Amy Cuddy, a psychologist at the Harvard Business School, has been studying first impressions for more than a decade. She and her colleagues found that we make snap judgments about other people that answer two primary questions:
- Can I trust this person?
- Can I respect this person’s capabilities?
According to Cuddy’s research, 80-90% of a first impression is based on these two traits, according to an article by Travis Bradberry posted on Entrepreneur.com. People mistakenly think that competence is the driving factor behind a good first impression. However, in order for your competence to matter, people must trust you first. If there’s no trust, people actually perceive competence as a negative, according to the article.
Once you recognize the importance of trustworthiness over competence, you can take control of the first impressions you make. Here are some tips to help you make that happen the next time you meet someone new:
1. Let the person you’re meeting speak first.

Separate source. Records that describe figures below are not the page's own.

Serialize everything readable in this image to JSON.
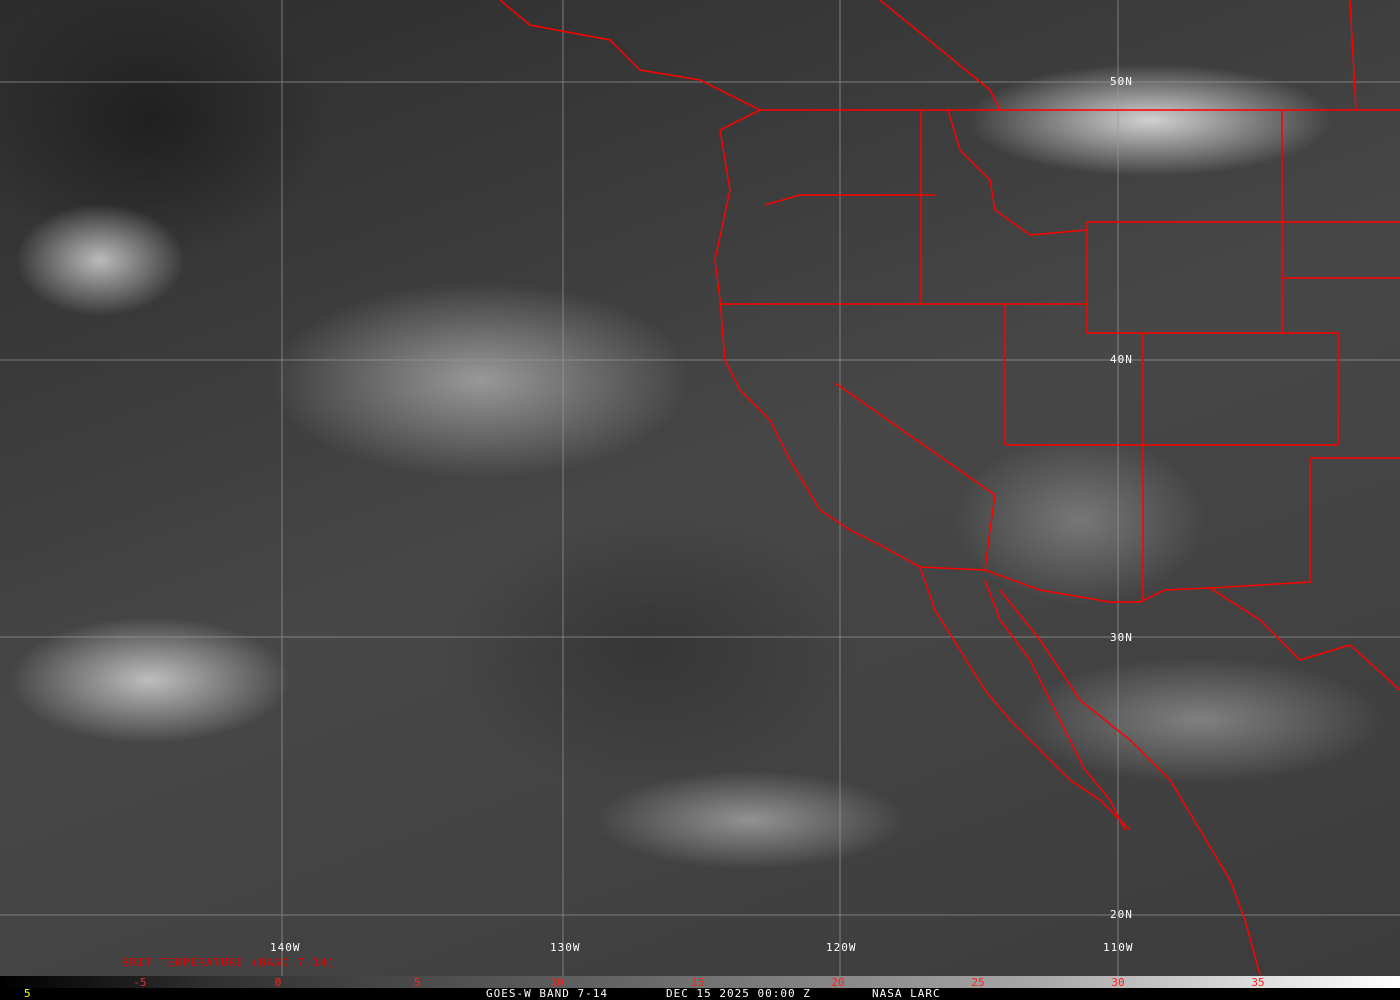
{
  "map": {
    "latitude_labels": [
      "50N",
      "40N",
      "30N",
      "20N"
    ],
    "longitude_labels": [
      "140W",
      "130W",
      "120W",
      "110W"
    ],
    "border_color": "#ff0000",
    "grid_color": "#9a9a9a"
  },
  "colorbar": {
    "title": "BRIT TEMPERATURE (BAND 7-14)",
    "ticks": [
      "-5",
      "0",
      "5",
      "10",
      "15",
      "20",
      "25",
      "30",
      "35"
    ],
    "tick_color": "#ff2020"
  },
  "footer": {
    "frame_number": "5",
    "satellite": "GOES-W BAND 7-14",
    "datetime": "DEC 15 2025 00:00 Z",
    "source": "NASA LARC"
  }
}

Let them take the lead in the conversation. Taking the floor right away shows dominance, and that won’t help you build trust. Trust and warmth are created when people feel understood, and they need to be doing a lot of sharing for that to happen.

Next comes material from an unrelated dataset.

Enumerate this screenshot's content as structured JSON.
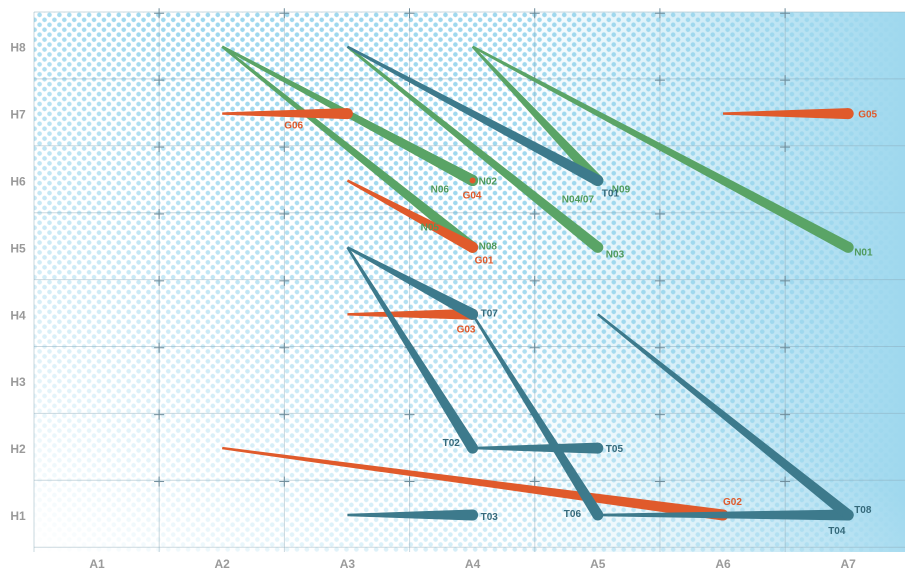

2. Use positive body language.
Becoming cognizant of your gestures, expressions, and tone of voice and making certain they’re positive will draw people to you. Using an enthusiastic tone, uncrossing your arms, maintaining eye contact, and leaning toward the speaker are all forms of positive body language, which can make all the difference.
3. Put away your phone.
It’s impossible to build trust and monitor your phone at the same time. Nothing turns people off like a mid-conversation text message or even a quick glance at your phone. When you commit to a conversation, focus all your energy on the conversation. You will find that conversations are more enjoyable and effective when you immerse yourself in them.
4. Make time for small talk.
It might sound trivial, but research shows that starting meetings with just five minutes of small talk gets better results. Many trust builders, such as small talk, can seem a waste of time to people who don’t understand their purpose.
5. Practice active listening.
Active listening means concentrating on what the other person is saying, rather than planning what you’re going to say next. It’s human nature to want to help people, but what a lot of us don’t realize is that when we jump in with advice or a solution, we’re shutting the other person down and destroying trust.
6. Do your homework.
Find out as much as you can about all the people you’re meeting, their company, their company’s primary challenges, and so on. This demonstrates competence and trustworthiness by highlighting your initiative and responsibility.